II. Overview and motivation
Design for manufacture and assembly analysis and synthesis is, as with many design process methods, applicable during many phases of a product design process. It can be used in benchmarking analysis as in Chapters 6 and 7, in simplifying new concepts not yet built, and in simplifying fully embodied designs.
There are two components, design for manufacture and design for assembly. Design for manufacture CD FM) entails making piece parts easier to produce from raw stock. For example, one can make a plastic part easier to injection mold by changing its draft angle-the angle formed by the difference in wall thickness from the part at the inside of a mold compared with the wall thickness at the end of the mold. Small draft angles make for difficult part ejection. Design for manufacture involves application of part-forming models, whether they are basic rules, analytic formulas, or complex finite element process simulations.

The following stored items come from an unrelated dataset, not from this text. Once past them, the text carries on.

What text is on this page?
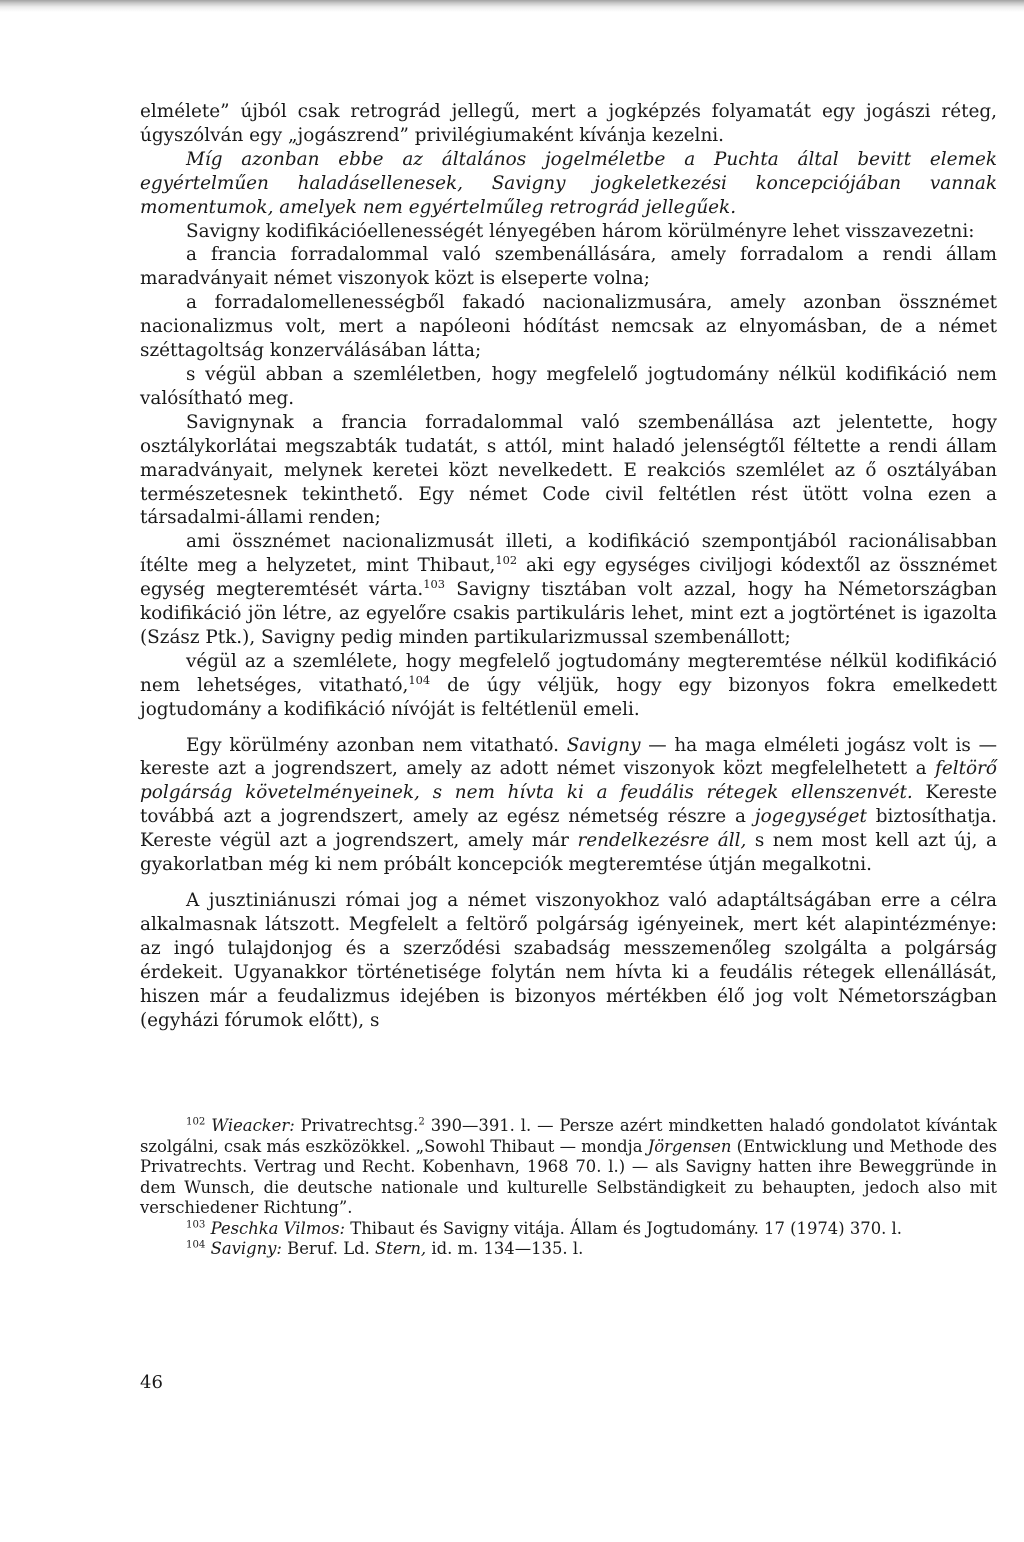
elmélete” újból csak retrográd jellegű, mert a jogképzés folyamatát egy jogászi réteg, úgyszólván egy „jogászrend” privilégiumaként kívánja kezelni.

Míg azonban ebbe az általános jogelméletbe a Puchta által bevitt elemek egyértelműen haladásellenesek, Savigny jogkeletkezési koncepciójában vannak momentumok, amelyek nem egyértelműleg retrográd jellegűek.

Savigny kodifikációellenességét lényegében három körülményre lehet visszavezetni:

a francia forradalommal való szembenállására, amely forradalom a rendi állam maradványait német viszonyok közt is elseperte volna;

a forradalomellenességből fakadó nacionalizmusára, amely azonban össznémet nacionalizmus volt, mert a napóleoni hódítást nemcsak az elnyomásban, de a német széttagoltság konzerválásában látta;

s végül abban a szemléletben, hogy megfelelő jogtudomány nélkül kodifikáció nem valósítható meg.

Savignynak a francia forradalommal való szembenállása azt jelentette, hogy osztálykorlátai megszabták tudatát, s attól, mint haladó jelenségtől féltette a rendi állam maradványait, melynek keretei közt nevelkedett. E reakciós szemlélet az ő osztályában természetesnek tekinthető. Egy német Code civil feltétlen rést ütött volna ezen a társadalmi-állami renden;

ami össznémet nacionalizmusát illeti, a kodifikáció szempontjából racionálisabban ítélte meg a helyzetet, mint Thibaut,$^{102}$ aki egy egységes civiljogi kódextől az össznémet egység megteremtését várta.$^{103}$ Savigny tisztában volt azzal, hogy ha Németországban kodifikáció jön létre, az egyelőre csakis partikuláris lehet, mint ezt a jogtörténet is igazolta (Szász Ptk.), Savigny pedig minden partikularizmussal szembenállott;

végül az a szemlélete, hogy megfelelő jogtudomány megteremtése nélkül kodifikáció nem lehetséges, vitatható,$^{104}$ de úgy véljük, hogy egy bizonyos fokra emelkedett jogtudomány a kodifikáció nívóját is feltétlenül emeli.

Egy körülmény azonban nem vitatható. Savigny — ha maga elméleti jogász volt is — kereste azt a jogrendszert, amely az adott német viszonyok közt megfelelhetett a feltörő polgárság követelményeinek, s nem hívta ki a feudális rétegek ellenszenvét. Kereste továbbá azt a jogrendszert, amely az egész németség részre a jogegységet biztosíthatja. Kereste végül azt a jogrendszert, amely már rendelkezésre áll, s nem most kell azt új, a gyakorlatban még ki nem próbált koncepciók megteremtése útján megalkotni.

A jusztiniánuszi római jog a német viszonyokhoz való adaptáltságában erre a célra alkalmasnak látszott. Megfelelt a feltörő polgárság igényeinek, mert két alapintézménye: az ingó tulajdonjog és a szerződési szabadság messzemenőleg szolgálta a polgárság érdekeit. Ugyanakkor történetisége folytán nem hívta ki a feudális rétegek ellenállását, hiszen már a feudalizmus idejében is bizonyos mértékben élő jog volt Németországban (egyházi fórumok előtt), s

$^{102}$ Wieacker: Privatrechtsg.$^2$ 390—391. l. — Persze azért mindketten haladó gondolatot kívántak szolgálni, csak más eszközökkel. „Sowohl Thibaut — mondja Jörgensen (Entwicklung und Methode des Privatrechts. Vertrag und Recht. Kobenhavn, 1968 70. l.) — als Savigny hatten ihre Beweggründe in dem Wunsch, die deutsche nationale und kulturelle Selbständigkeit zu behaupten, jedoch also mit verschiedener Richtung”.

$^{103}$ Peschka Vilmos: Thibaut és Savigny vitája. Állam és Jogtudomány. 17 (1974) 370. l.

$^{104}$ Savigny: Beruf. Ld. Stern, id. m. 134—135. l.

46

Design for assembly entails making attachment directions and methods simpler, for example, making a part easy to attach by using snap fits instead of machine screws.
Satellites used in exploratory NASA interplanetary missions, for example, have systems that must work; saving even thousands of dollars on assembly or part cost is meaningless. What is important, however, is reliability. Any design activity that can increase reliability will be applied, and this again is a benefit of design for manufacture and assembly. For example, Motorola conducted a study showing that application of design for manufacture and assembly reduced their failure rates as shown in Figure 14.2. The reason behind this increase in reliability is basically that if the production process is simplified, then there is less opportunity for outright errors.
III. Basic method: design guidelines
The most basic approach to design for manufacture and assembly is to apply design guidelines. After developing a design concept, one should examine it on each of the design guidelines and change the design to make it satisfy the guideline.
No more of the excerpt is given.